Down the hall, I can hear Samanta and Kate printing copies of Captain's Log #34. They previously printed the rulebooks for Strategic Operations and Romulan Border and Module C5 Magellanic Galaxy and other things.

Samantha (named for the lady on Stargate) and Kate (named for the murdered agent on NCIS) are Kyocera 9520 last print engines. We've had them for over two years and they can each print 100 copies of Captain's Log per day. They've been going for a few days now and have a few days to go, and they keep busy most of time printing restocks of old products. Other than color work (which must be done at a regular printer) we do everything (the black and white pages) print on demand, or print it yourself since we own the print engines.

The business model of the wargame/roleplaying industry for many years as been:
1. Print a minimum print run of a new product at a printing company.
2. Wait two weeks (or four weeks with some printing companies).
3. A big pallet of books arrives at the warehouse dock.
4. You sell enough of them to pay for the printing and to run the business another month.
5. The rest sit on the pallet waiting for restock orders, selling fewer and fewer copies each month.
6. Sooner or later, sales more or less end and you dumpster what's left, OR
6B: you sell out, need to reprint, and tie up a lot of money printing something that is selling a few copies a month.

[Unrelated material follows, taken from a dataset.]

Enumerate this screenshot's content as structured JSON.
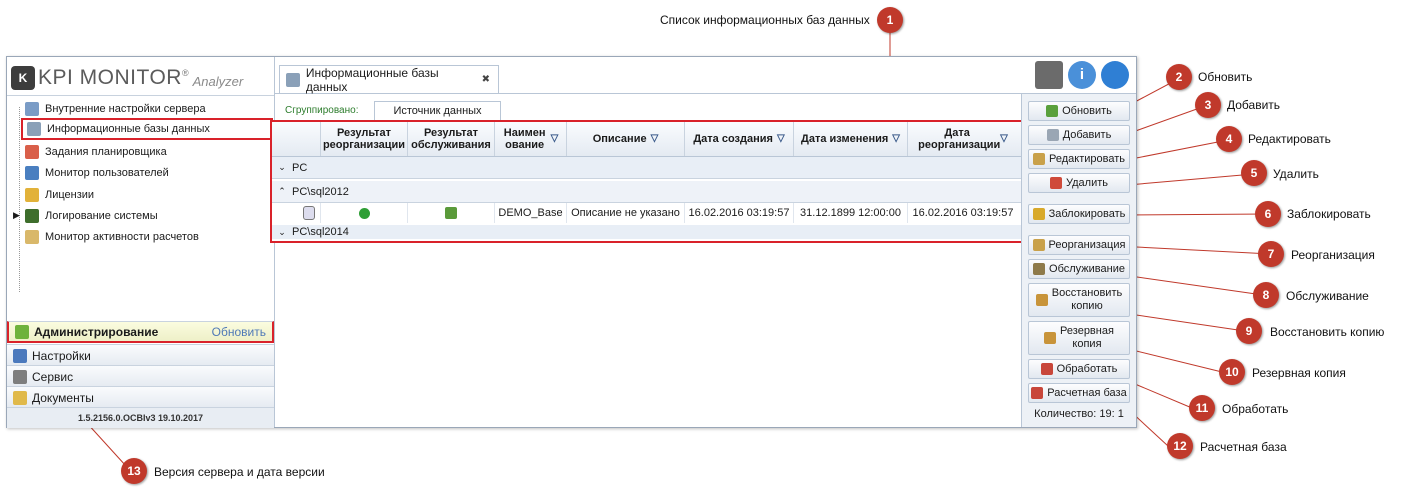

This is basically a suicide pact. While it may work on cash flow (or may not), it accounting you can only deduct the cost of the books you sold, not the cost of the books you printed. You have to pay storage and insurance (and in Texas you have to pay inventory tax) on what's not sold yet. Most of the profits of most wargame/RPG companies were in fact "paper profits" (paper in the literal sense) stacked in the warehouse. All those unsold books were non-deductible expenses, in effect, profit but not money.

With print on demand, we print what we sell. We print a few more for what we expect to sell in the next month, but we don't have entire pallets of unsold books in the warehouse. If we spot a mistake, we can correct it on the very next copy. If we run out of something, we can start printing more copies of it without investing five thousand dollars in a standard print run of books so that we can sell five or six a day. We have, in the past, even thrown out pallets of non-selling books from printing companies (nice tax deduction there) and done an updated edition on the print on demand equipment (which if course means a lot of people buy it because it's the new version). Print quality is higher (since every copy is an original) and if one of the graphics prints bad, we know it when the first copy comes out of the printer (not when we have 5,000 copies land on the freight dock). We can replace that page before binding that book.

The running joke is that we could auction "the last copy of XYZ ever printed" on Ebay and then print another copy the next day.